Secure Winter Cover
As temperatures plummet and snows blanket grassland habitat, pheasants and other wildlife scramble to find cover from the bitter winds and blanketing snow. Winter survival can limit the number of hen pheasants that survive to the nesting season and weakens the condition of surviving hens leading to reduced reproduction in the following spring. Quality winter cover located near a high-energy food source can provide the elements needed by pheasants and other wildlife to survive harsh winter conditions and enter the nesting season in good health.
Depending on the severity of the winter, pheasants will use a variety of habitat types as winter cover. In mild winters with little snowfall, pheasants can find shelter in stands of native grass (i.e. switchgrass). As snows pile deeper, pheasants move to the more secure winter cover of willow thickets and cattail sloughs. Once every 10 years, Minnesota suffers a devastating winter when snows come early and stay late, covering all but the most robust habitats while temperatures drop to record lows. In those years, the only shelter that remains are carefully constructed woody cover plantings.
Robust herbaceous cover
Many efforts to create secure winter habitat have revolved around providing woody cover plantings. However, woody cover plantings take many years to reach their potential and in all but the worst Minnesota winters, large (at least 10 acres) stands of cattails or other robust herbaceous cover provide excellent winter cover and many already exist or can be enhanced / restored over a couple of years.

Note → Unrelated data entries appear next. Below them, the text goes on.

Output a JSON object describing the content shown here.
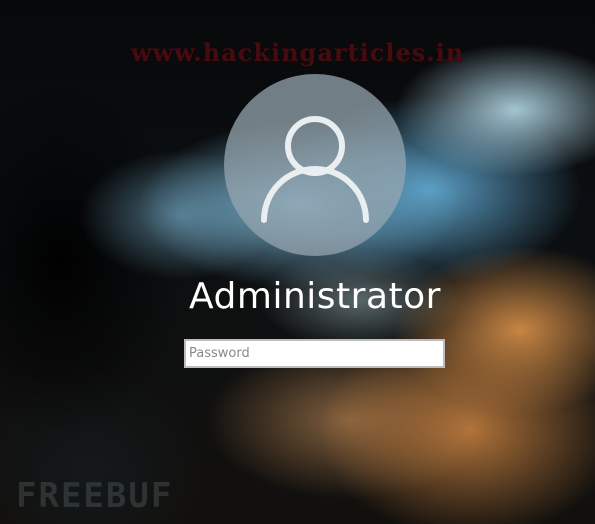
{
  "watermark_top": "www.hackingarticles.in",
  "watermark_bottom": "FREEBUF",
  "user": {
    "name": "Administrator",
    "avatar_icon": "user-icon"
  },
  "password": {
    "placeholder": "Password",
    "value": ""
  },
  "colors": {
    "username_text": "#ffffff",
    "watermark_top": "#4d0b10",
    "input_border": "#bdbdbd"
  }
}
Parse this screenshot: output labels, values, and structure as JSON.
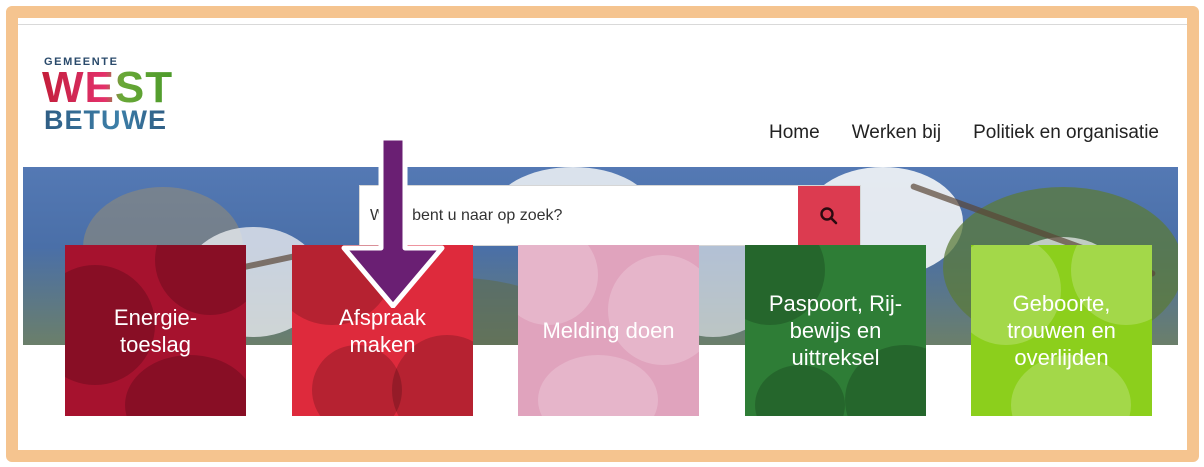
{
  "logo": {
    "line1": "GEMEENTE",
    "line2": "WEST",
    "line3": "BETUWE"
  },
  "nav": {
    "items": [
      "Home",
      "Werken bij",
      "Politiek en organisatie"
    ]
  },
  "search": {
    "placeholder": "Waar bent u naar op zoek?",
    "button_icon": "search-icon",
    "button_color": "#dc3b50"
  },
  "tiles": [
    {
      "label": "Energie-\ntoeslag",
      "color": "#a6122e"
    },
    {
      "label": "Afspraak\nmaken",
      "color": "#de2a3c"
    },
    {
      "label": "Melding doen",
      "color": "#e0a3bd"
    },
    {
      "label": "Paspoort, Rij-\nbewijs en\nuittreksel",
      "color": "#2e7d36"
    },
    {
      "label": "Geboorte,\ntrouwen en\noverlijden",
      "color": "#8ccf1c"
    }
  ],
  "annotation": {
    "arrow_color": "#6a1f73",
    "frame_color": "#f5c48f"
  }
}
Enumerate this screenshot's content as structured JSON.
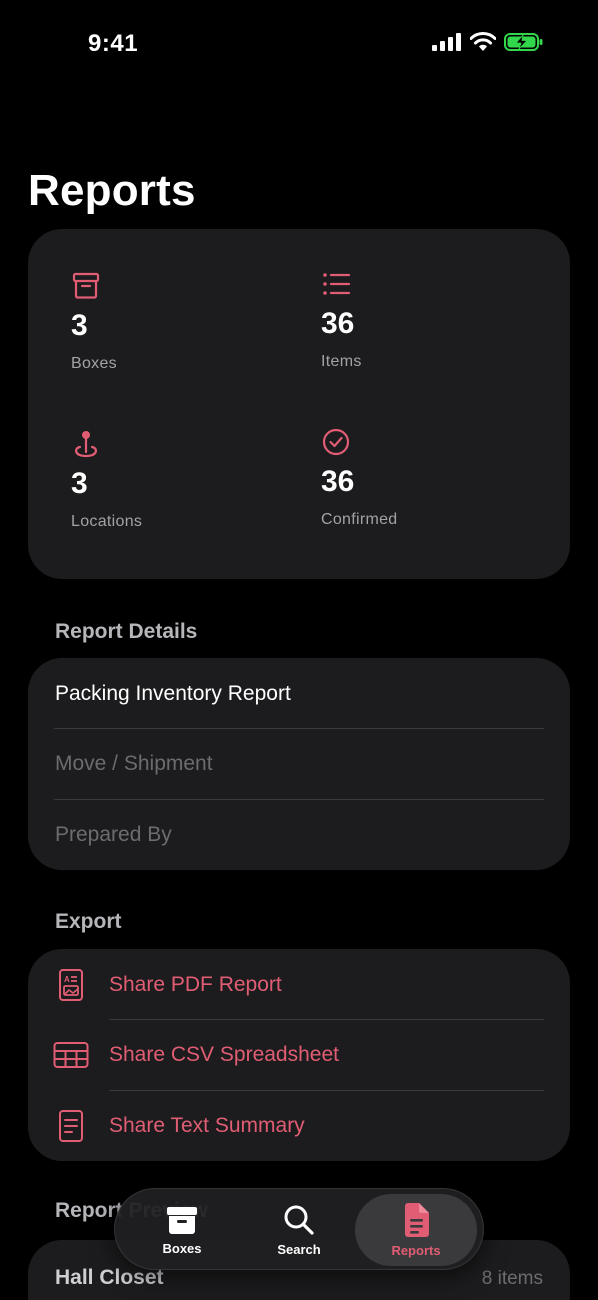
{
  "status_bar": {
    "time": "9:41"
  },
  "page": {
    "title": "Reports"
  },
  "stats": {
    "boxes": {
      "value": "3",
      "label": "Boxes",
      "icon": "archive-box-icon"
    },
    "items": {
      "value": "36",
      "label": "Items",
      "icon": "list-icon"
    },
    "locations": {
      "value": "3",
      "label": "Locations",
      "icon": "location-pin-icon"
    },
    "confirmed": {
      "value": "36",
      "label": "Confirmed",
      "icon": "checkmark-circle-icon"
    }
  },
  "report_details": {
    "section_label": "Report Details",
    "title_value": "Packing Inventory Report",
    "shipment_placeholder": "Move / Shipment",
    "prepared_by_placeholder": "Prepared By"
  },
  "export": {
    "section_label": "Export",
    "pdf_label": "Share PDF Report",
    "csv_label": "Share CSV Spreadsheet",
    "text_label": "Share Text Summary"
  },
  "preview": {
    "section_label": "Report Preview",
    "first_location": "Hall Closet",
    "first_count": "8 items"
  },
  "tabbar": {
    "boxes": "Boxes",
    "search": "Search",
    "reports": "Reports"
  },
  "colors": {
    "accent": "#e05d73",
    "card": "#1c1c1e",
    "background": "#000000",
    "battery": "#32d74b"
  }
}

To provide winter shelter in most Minnesota winters, heavy herbaceous cover should consist of a 10 or more acre block (at least 600 feet wide) cattails, but Phragmites, sanbar willows and solid switch grass stand may also provide good winter shelter.
Woody cover plantings
Woody cover plantings should provide secure shelter from harsh Minnesota weather and protection from predators. Avoid tall deciduous trees in your wildlife cover planting as they provide perch sites for avian predators such as hawks and owls and den sites and loafing habitat for raccoons. Winter wildlife plantings should include conifers and shrubs, but may also include short deciduous trees such as crab apples to attractive to other wildlife (deer). Plantings should include 2 rows of shrubs on the windward sides to catch drifting snow, an open snow catch area, 4 or more rows of closely spaced conifers (cedar, spruce, etc.) and 2 rows of shrubs on the leeward side (see diagram).
A woody cover planting must be at least 200 feet wide and 600 feet in length (about 3 acres) and be situated as to provide protection from prevailing NW winds. They may be L-shaped, arc-shaped or rectangular. If possible situate the planting to protect a food plot and robust nesting cover.
The Great TREE Debate
Click here to open the FWS Fact Sheet on the Effects of Woody Cover on Grassland Birds
There continues to be a debate among wildlife professionals on the benefits and detrimental effects of woody cover on wildlife. Some have taken the stand that every tree is a "bad" tree, while others want a tree planting on every piece of wildlife habitat.
There is research to support both arguments, depending on the species of concern. Pheasants Forever biologists agree that a quality winter cover planting can be an important component of wildlife habitat, but if they are not carefully designed or placed without consideration of the need in the landscape they may do more harm than good for pheasants and other ground nesting birds.